Data management relies on postgreSQL, a popular open relational database, for which an excellent interface with R is available (packages DBI and RPostgreSQL). See the postgreSQL website^[http://www.postgresql.org] for installation and and a basic introduction to SQL. Using a relational database system to store taxonomies, molecular sequences and their metadata might at first seem unnecessarily complicated for users who are used to handling sequence data files in formats like NEXUS, PHYLIP, or FASTA, but the benefits are clear: A database is much easier to maintain and evolve in a consistent fashion due to the powerful standard query language (SQL). In addition, database operations are usually much quicker compared to file-based input/output, a difference that is increasingly important when it comes to build larger and larger datasets.

Define a database connection

As all data storage in megaptera relies on a SQL database, we first have to define a database connection. This is done by creating an object of class dbPars. See ?dbPars for the arguments and their defaults. Having in mind our goal to create a phylogeny of whales and dolphins, we choose to name our database "cetacea". If you decided to use a password when setting up PostgreSQL, you will also have to specify the password argument.

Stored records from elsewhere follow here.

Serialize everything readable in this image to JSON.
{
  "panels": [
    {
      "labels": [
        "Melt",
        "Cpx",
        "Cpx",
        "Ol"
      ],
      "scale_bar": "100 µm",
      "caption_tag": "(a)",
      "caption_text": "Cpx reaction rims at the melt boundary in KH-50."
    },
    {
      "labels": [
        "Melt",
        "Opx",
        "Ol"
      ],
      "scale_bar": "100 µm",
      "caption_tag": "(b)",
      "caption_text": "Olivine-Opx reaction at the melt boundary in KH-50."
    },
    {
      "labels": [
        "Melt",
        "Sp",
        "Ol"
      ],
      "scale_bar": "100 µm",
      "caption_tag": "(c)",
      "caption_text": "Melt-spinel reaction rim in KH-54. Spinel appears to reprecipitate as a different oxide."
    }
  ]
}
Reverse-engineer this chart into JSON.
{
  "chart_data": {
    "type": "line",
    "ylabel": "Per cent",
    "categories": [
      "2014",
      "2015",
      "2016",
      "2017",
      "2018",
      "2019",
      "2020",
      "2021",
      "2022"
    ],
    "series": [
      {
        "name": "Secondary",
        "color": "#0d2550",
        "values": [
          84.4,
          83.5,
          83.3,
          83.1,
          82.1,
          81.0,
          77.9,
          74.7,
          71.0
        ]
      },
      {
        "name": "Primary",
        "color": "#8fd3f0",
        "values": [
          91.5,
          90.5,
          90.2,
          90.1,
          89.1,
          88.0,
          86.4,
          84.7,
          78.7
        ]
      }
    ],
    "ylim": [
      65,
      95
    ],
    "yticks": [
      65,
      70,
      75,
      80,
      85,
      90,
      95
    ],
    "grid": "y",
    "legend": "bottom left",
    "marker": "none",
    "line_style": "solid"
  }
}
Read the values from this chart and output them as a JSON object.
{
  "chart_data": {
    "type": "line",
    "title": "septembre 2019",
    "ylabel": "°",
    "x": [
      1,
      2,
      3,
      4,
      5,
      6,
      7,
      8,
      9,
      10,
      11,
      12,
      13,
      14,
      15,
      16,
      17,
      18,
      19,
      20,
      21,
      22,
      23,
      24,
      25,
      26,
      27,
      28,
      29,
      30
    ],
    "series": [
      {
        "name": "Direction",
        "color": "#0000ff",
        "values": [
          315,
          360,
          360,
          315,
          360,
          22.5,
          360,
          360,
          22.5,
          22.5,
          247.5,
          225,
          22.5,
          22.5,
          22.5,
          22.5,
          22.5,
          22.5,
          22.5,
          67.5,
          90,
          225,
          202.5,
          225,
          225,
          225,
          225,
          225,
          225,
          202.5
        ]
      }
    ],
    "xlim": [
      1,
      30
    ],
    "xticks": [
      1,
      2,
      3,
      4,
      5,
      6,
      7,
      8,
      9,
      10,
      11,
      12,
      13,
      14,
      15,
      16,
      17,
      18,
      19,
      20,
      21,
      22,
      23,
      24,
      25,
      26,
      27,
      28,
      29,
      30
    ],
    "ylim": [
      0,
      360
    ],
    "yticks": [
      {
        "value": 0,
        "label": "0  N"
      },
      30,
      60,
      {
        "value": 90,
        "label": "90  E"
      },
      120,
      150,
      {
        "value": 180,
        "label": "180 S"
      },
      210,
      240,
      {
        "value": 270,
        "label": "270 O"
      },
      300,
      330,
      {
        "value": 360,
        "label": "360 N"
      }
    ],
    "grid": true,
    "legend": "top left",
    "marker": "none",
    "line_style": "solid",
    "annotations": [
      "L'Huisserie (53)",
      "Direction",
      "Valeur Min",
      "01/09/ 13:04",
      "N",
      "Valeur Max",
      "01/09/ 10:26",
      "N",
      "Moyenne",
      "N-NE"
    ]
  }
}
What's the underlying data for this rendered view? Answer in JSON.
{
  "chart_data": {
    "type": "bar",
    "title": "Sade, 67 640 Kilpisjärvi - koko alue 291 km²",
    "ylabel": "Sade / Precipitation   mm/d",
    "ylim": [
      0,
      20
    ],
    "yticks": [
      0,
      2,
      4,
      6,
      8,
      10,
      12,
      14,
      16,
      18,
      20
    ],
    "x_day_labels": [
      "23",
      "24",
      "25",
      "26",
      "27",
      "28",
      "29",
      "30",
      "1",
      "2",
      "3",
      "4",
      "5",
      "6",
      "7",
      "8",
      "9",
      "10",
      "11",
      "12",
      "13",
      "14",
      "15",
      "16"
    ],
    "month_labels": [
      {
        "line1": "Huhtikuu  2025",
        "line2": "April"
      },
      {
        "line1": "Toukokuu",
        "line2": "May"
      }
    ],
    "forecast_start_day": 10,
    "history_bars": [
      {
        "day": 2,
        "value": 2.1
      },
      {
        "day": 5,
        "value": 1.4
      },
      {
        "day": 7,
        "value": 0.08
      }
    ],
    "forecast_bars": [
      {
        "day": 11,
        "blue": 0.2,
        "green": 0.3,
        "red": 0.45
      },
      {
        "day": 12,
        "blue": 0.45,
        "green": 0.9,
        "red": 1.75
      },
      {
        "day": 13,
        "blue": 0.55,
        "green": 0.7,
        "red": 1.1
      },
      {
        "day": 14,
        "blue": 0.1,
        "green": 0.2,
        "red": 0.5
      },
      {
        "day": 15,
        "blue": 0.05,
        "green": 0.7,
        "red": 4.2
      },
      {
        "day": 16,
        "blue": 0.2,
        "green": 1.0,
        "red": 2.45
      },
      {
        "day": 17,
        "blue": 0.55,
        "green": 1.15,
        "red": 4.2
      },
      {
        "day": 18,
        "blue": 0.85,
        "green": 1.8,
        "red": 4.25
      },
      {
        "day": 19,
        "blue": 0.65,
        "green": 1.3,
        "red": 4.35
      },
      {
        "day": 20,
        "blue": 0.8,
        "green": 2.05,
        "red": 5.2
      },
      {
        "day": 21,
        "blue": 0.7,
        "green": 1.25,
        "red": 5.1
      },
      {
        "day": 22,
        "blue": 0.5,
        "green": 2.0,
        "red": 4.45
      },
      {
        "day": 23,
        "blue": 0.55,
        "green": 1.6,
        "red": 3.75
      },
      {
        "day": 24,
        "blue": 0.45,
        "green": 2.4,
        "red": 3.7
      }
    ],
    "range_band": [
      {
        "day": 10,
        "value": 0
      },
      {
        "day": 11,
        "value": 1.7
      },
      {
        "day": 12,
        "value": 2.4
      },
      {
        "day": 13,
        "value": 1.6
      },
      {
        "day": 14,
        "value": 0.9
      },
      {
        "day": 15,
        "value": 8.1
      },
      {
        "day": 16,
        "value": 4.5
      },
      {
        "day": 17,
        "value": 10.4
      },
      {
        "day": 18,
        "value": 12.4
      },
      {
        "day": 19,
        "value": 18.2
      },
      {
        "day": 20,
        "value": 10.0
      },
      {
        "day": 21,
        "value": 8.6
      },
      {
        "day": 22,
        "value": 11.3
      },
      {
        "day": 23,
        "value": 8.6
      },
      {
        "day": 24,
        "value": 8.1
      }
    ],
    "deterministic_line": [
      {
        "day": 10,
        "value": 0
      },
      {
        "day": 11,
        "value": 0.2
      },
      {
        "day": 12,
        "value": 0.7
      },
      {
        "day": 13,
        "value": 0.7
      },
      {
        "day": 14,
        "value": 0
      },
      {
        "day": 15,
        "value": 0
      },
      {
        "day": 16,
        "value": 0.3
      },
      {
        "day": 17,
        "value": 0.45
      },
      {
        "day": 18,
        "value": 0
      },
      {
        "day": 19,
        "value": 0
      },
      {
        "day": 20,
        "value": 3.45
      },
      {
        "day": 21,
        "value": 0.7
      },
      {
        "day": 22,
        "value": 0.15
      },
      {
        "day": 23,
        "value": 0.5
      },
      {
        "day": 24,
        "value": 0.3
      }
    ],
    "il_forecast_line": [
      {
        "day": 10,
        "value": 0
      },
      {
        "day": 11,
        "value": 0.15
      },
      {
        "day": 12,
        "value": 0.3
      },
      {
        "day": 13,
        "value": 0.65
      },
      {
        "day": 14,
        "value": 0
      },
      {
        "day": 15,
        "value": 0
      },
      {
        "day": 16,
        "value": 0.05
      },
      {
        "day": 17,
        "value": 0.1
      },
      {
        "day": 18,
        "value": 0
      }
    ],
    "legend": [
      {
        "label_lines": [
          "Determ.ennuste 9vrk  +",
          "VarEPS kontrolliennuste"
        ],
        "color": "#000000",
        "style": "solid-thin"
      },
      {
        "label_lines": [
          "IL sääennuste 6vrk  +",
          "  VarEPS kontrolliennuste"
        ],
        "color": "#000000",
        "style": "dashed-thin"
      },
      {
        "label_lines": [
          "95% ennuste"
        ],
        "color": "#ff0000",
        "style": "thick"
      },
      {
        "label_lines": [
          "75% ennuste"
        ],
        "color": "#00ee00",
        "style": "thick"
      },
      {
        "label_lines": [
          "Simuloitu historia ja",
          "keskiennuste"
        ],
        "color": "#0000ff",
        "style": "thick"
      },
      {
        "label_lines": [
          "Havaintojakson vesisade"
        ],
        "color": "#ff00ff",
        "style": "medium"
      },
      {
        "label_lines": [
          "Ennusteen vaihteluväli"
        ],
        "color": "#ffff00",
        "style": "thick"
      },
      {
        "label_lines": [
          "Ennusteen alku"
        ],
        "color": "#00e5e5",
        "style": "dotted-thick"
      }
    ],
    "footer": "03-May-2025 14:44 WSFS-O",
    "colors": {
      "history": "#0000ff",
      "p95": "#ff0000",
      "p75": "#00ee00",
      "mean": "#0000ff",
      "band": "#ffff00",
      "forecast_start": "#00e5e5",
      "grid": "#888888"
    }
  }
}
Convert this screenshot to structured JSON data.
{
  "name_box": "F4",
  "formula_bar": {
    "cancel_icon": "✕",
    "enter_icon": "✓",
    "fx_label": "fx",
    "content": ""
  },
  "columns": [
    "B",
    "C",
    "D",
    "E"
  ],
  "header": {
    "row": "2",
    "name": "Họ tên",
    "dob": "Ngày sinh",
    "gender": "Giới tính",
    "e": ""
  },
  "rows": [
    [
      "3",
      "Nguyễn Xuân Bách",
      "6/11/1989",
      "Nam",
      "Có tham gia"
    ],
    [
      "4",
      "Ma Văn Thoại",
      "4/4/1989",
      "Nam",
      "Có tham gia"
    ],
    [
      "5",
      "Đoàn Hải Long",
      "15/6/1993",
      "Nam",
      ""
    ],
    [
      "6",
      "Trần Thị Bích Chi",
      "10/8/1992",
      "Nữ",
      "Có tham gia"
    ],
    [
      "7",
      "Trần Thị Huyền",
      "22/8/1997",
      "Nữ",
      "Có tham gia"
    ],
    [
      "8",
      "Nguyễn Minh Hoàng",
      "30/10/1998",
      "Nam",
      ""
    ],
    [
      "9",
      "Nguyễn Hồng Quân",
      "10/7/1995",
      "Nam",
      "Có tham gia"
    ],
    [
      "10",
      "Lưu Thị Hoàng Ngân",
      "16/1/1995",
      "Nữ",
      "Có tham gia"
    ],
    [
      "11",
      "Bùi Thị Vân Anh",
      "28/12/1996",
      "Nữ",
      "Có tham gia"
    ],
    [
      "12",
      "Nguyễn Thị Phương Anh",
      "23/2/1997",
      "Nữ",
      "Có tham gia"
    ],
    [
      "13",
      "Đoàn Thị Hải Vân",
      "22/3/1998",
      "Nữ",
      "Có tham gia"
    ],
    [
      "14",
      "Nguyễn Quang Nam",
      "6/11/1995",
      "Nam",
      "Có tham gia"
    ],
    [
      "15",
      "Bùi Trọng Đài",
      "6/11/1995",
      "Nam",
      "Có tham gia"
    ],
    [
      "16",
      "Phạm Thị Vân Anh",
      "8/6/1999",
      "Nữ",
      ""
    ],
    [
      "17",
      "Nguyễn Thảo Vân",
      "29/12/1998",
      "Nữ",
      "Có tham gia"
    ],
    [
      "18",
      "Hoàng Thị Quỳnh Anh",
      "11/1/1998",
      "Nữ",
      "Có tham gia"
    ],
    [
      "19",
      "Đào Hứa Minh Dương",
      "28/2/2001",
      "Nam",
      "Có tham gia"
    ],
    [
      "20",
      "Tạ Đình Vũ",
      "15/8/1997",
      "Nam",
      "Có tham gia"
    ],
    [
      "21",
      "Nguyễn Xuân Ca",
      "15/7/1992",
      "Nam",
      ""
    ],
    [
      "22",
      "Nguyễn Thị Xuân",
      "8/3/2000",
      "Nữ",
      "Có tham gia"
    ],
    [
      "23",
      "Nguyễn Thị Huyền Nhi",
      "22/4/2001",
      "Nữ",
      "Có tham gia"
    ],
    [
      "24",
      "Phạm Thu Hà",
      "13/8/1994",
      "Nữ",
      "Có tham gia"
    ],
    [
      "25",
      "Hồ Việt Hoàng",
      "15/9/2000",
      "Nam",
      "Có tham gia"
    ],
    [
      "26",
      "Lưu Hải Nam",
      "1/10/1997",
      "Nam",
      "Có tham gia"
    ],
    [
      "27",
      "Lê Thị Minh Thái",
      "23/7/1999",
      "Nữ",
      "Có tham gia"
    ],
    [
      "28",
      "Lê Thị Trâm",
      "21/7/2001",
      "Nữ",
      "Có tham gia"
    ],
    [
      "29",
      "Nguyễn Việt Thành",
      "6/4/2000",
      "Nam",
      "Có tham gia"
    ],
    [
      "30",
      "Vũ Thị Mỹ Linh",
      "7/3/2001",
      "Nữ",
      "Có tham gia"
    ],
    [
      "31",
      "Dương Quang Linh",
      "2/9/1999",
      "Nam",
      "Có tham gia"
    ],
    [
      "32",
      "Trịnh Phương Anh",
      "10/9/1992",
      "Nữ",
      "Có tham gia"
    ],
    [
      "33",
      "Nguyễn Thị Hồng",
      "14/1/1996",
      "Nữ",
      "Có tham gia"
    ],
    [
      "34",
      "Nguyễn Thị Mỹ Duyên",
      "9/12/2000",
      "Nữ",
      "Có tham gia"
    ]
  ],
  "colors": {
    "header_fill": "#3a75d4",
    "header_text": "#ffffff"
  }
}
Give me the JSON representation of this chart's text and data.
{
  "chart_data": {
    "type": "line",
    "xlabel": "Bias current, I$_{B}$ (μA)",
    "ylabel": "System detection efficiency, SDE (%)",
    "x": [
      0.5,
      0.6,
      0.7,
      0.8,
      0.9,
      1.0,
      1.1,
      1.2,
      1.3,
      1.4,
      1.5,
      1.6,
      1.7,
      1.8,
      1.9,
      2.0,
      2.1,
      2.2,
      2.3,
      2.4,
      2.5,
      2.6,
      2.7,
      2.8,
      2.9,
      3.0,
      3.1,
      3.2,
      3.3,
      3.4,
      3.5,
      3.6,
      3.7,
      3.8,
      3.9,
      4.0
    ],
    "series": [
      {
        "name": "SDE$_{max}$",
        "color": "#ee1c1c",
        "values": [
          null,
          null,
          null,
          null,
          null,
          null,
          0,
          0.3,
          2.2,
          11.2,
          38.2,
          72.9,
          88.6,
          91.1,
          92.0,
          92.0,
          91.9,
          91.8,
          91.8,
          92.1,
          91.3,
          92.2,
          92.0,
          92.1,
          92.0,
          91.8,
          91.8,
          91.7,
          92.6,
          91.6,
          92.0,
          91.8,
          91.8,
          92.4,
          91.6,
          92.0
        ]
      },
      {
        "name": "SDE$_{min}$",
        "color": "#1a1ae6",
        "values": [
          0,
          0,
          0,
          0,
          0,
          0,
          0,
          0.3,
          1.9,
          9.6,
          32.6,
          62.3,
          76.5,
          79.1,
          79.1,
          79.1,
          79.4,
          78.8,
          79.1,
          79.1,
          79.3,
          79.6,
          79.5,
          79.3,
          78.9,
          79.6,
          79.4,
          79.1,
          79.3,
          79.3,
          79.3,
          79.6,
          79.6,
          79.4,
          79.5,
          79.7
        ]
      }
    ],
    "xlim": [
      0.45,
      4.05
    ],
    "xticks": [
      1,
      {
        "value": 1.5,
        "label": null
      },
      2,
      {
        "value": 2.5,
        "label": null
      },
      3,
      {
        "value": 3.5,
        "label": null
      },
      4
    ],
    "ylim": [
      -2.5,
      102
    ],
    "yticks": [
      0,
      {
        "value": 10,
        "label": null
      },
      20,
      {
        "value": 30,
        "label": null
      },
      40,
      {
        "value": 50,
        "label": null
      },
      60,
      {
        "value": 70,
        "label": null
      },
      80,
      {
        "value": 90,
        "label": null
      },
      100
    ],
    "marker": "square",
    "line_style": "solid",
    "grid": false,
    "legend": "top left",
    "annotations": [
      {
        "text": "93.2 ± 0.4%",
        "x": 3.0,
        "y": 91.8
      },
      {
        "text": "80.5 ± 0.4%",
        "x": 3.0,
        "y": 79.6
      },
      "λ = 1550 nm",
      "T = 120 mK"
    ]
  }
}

db <- dbPars(dbname = "cetacea")

Download the NCBI Taxonomy

The next step is to download the current snapshot of the Taxonomy database on GenBank via FTP and store it in our postgreSQL database under the name ncbitaxonomy. This is convieniently done by calling ncbiTaxonomy giving our database connection as an argument.

ncbiTaxonomy(db)

You only have to use ncbiTaxonomy once even if you work on several megaptera projects. Then for any specific megaptera project a subset of this taxonomy will be extracted (by stepA) and used for reference sequence calculation and profile alignment downstream the pipeline. It is still a good idea, though, to rerun ncbiTaxonomy after a certain time to make sure your taxonomic classification stays up to date and you do not miss any organims that have newly entered the NCBI databases.